Withholding and withdrawal of life support: ethical, legal, and clinical aspects.

作者信息

Luce J M

机构信息

Division of Pulmonary and Critical Care Medicine, School of Medicine, University of California, San Francisco, USA.

出版信息

New Horiz. 1997 Feb;5(1):30-7.

PMID:9017676
Abstract

The withholding and withdrawal of life support are processes by which various medical interventions either are not given to or are taken away from patients, with the expectation that they will die as a result.

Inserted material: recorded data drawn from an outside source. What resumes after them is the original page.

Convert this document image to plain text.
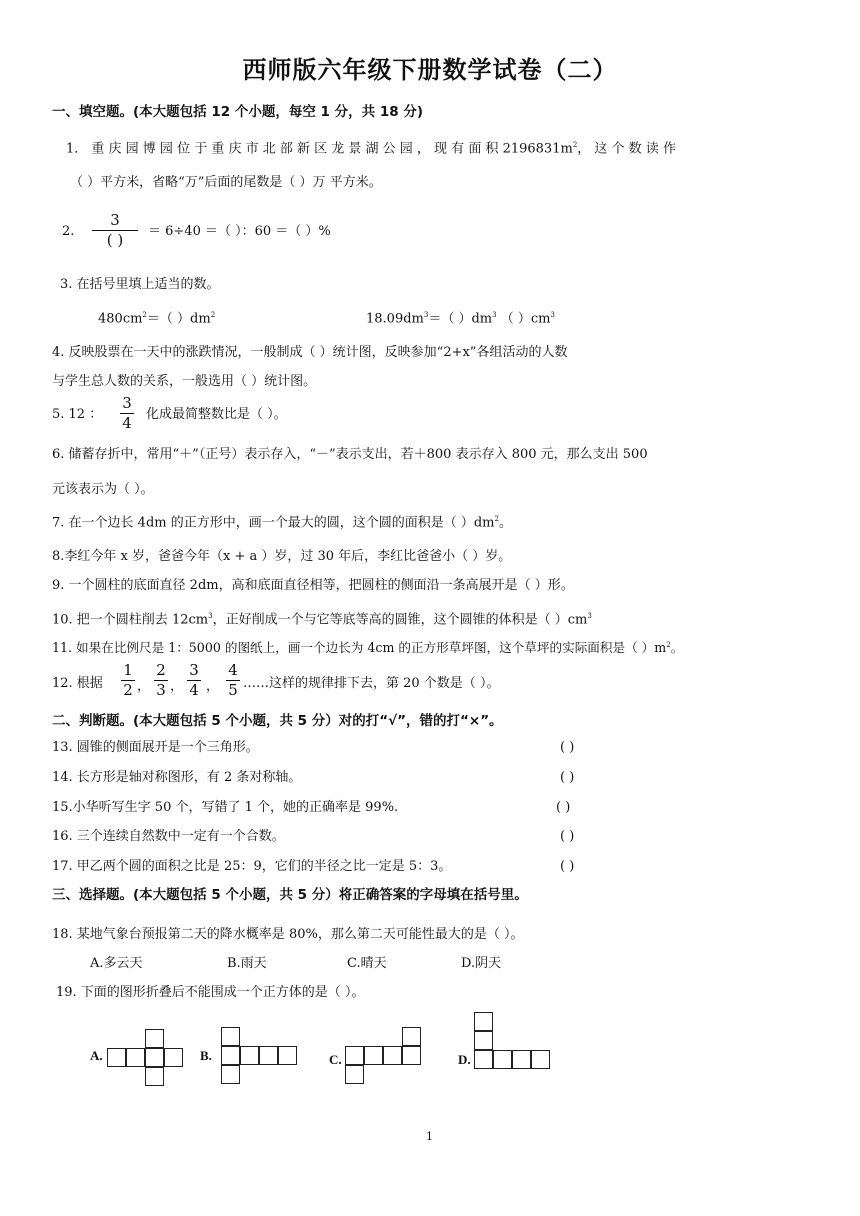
西师版六年级下册数学试卷（二）
一、填空题。(本大题包括 12 个小题，每空 1 分，共 18 分)
1． 重 庆 园 博 园 位 于 重 庆 市 北 部 新 区 龙 景 湖 公 园 ， 现 有 面 积 $2196831m^2$， 这 个 数 读 作
（ ）平方米，省略“万”后面的尾数是（ ）万 平方米。
2.
3
( )	＝ 6÷40 ＝（ ）：60 ＝（ ）%
3. 在括号里填上适当的数。
$480cm^2=$（ ）$dm^2$	$18.09dm^3=$（ ）$dm^3$ （ ）$cm^3$
4. 反映股票在一天中的涨跌情况，一般制成（ ）统计图，反映参加“2+x”各组活动的人数
与学生总人数的关系，一般选用（ ）统计图。
5. 12 ：
3
4 化成最简整数比是（ ）。
6. 储蓄存折中，常用“＋”（正号）表示存入，“－”表示支出，若＋800 表示存入 800 元，那么支出 500
元该表示为（ ）。
7. 在一个边长 4dm 的正方形中，画一个最大的圆，这个圆的面积是（ ）$dm^2$。
8.李红今年 x 岁，爸爸今年（x + a ）岁，过 30 年后，李红比爸爸小（ ）岁。
9. 一个圆柱的底面直径 2dm，高和底面直径相等，把圆柱的侧面沿一条高展开是（ ）形。
10. 把一个圆柱削去 $12cm^3$，正好削成一个与它等底等高的圆锥，这个圆锥的体积是（ ）$cm^3$
11. 如果在比例尺是 1：5000 的图纸上，画一个边长为 4cm 的正方形草坪图，这个草坪的实际面积是（ ）$m^2$。
12. 根据
1
2 ，
2
3 ，
3
4 ，
4
5 ……这样的规律排下去，第 20 个数是（ ）。
二、判断题。(本大题包括 5 个小题，共 5 分）对的打“√”，错的打“×”。
13. 圆锥的侧面展开是一个三角形。	( )
14. 长方形是轴对称图形，有 2 条对称轴。	( )
15.小华听写生字 50 个，写错了 1 个，她的正确率是 99%.	( )
16. 三个连续自然数中一定有一个合数。	( )
17. 甲乙两个圆的面积之比是 25：9，它们的半径之比一定是 5：3。	( )
三、选择题。(本大题包括 5 个小题，共 5 分）将正确答案的字母填在括号里。
18. 某地气象台预报第二天的降水概率是 80%，那么第二天可能性最大的是（ ）。
A.多云天	B.雨天	C.晴天	D.阴天
19. 下面的图形折叠后不能围成一个正方体的是（ ）。
A.	B.	C.	D.
1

The propriety of withholding and withdrawal of life support has been supported by ethical statements from groups such as the Task Force on Ethics of the Society of Critical Care Medicine, and by a series of legal decisions beginning with the Quinlan case. Surveys of healthcare professionals indicate that most ICU physicians withhold and withdraw life support on a regular basis, that they consider these processes ethically equivalent, that they recommend withholding and withdrawal of life support based upon prognosis (which may be expressed as futility), and that they consider patient and surrogate wishes to be most important in deciding to forego life-sustaining treatment, but place these wishes in the context of their own assessment of prognosis. Observational studies show that: withholding and withdrawal of life support occur frequently, the frequency has increased over the past several years in some ICUs, patients and families generally agree with physician recommendations to limit care or request such limitation, disagreements sometimes occur on this issue, withdrawal of life support occurs more commonly than withholding of life support in most ICUs, cardiopulmonary resuscitation is the therapy most frequently withheld, mechanical ventilation is the therapy most frequently withdrawn, this withdrawal process usually is gradual, and it usually is facilitated by the administration of sedatives and analgesics. Clinical information such as this is helping to define a standard of care in the area of withholding and withdrawal of life support.

摘要

停止和撤除生命支持是指对患者不给予或撤除各种医疗干预措施,预期患者会因此死亡的过程。停止和撤除生命支持的合理性得到了诸如危重病医学会伦理特别工作组等组织的伦理声明以及一系列始于昆兰案的法律判决的支持。对医疗保健专业人员的调查表明,大多数重症监护病房医生会定期停止和撤除生命支持,他们认为这些过程在伦理上是等效的,他们基于预后(可表述为无意义)建议停止和撤除生命支持,并且他们认为患者及其代理人的意愿在决定放弃维持生命治疗时最为重要,但会将这些意愿置于他们自己对预后的评估背景下。观察性研究表明:停止和撤除生命支持的情况经常发生,在一些重症监护病房中,其频率在过去几年有所增加,患者和家属通常同意医生限制治疗或要求这种限制的建议,在这个问题上有时会出现分歧,在大多数重症监护病房中,撤除生命支持比停止生命支持更常见,心肺复苏是最常被停止的治疗方法,机械通气是最常被撤除的治疗方法,这种撤除过程通常是渐进的,并且通常通过给予镇静剂和镇痛药来促进。此类临床信息有助于界定停止和撤除生命支持领域的护理标准。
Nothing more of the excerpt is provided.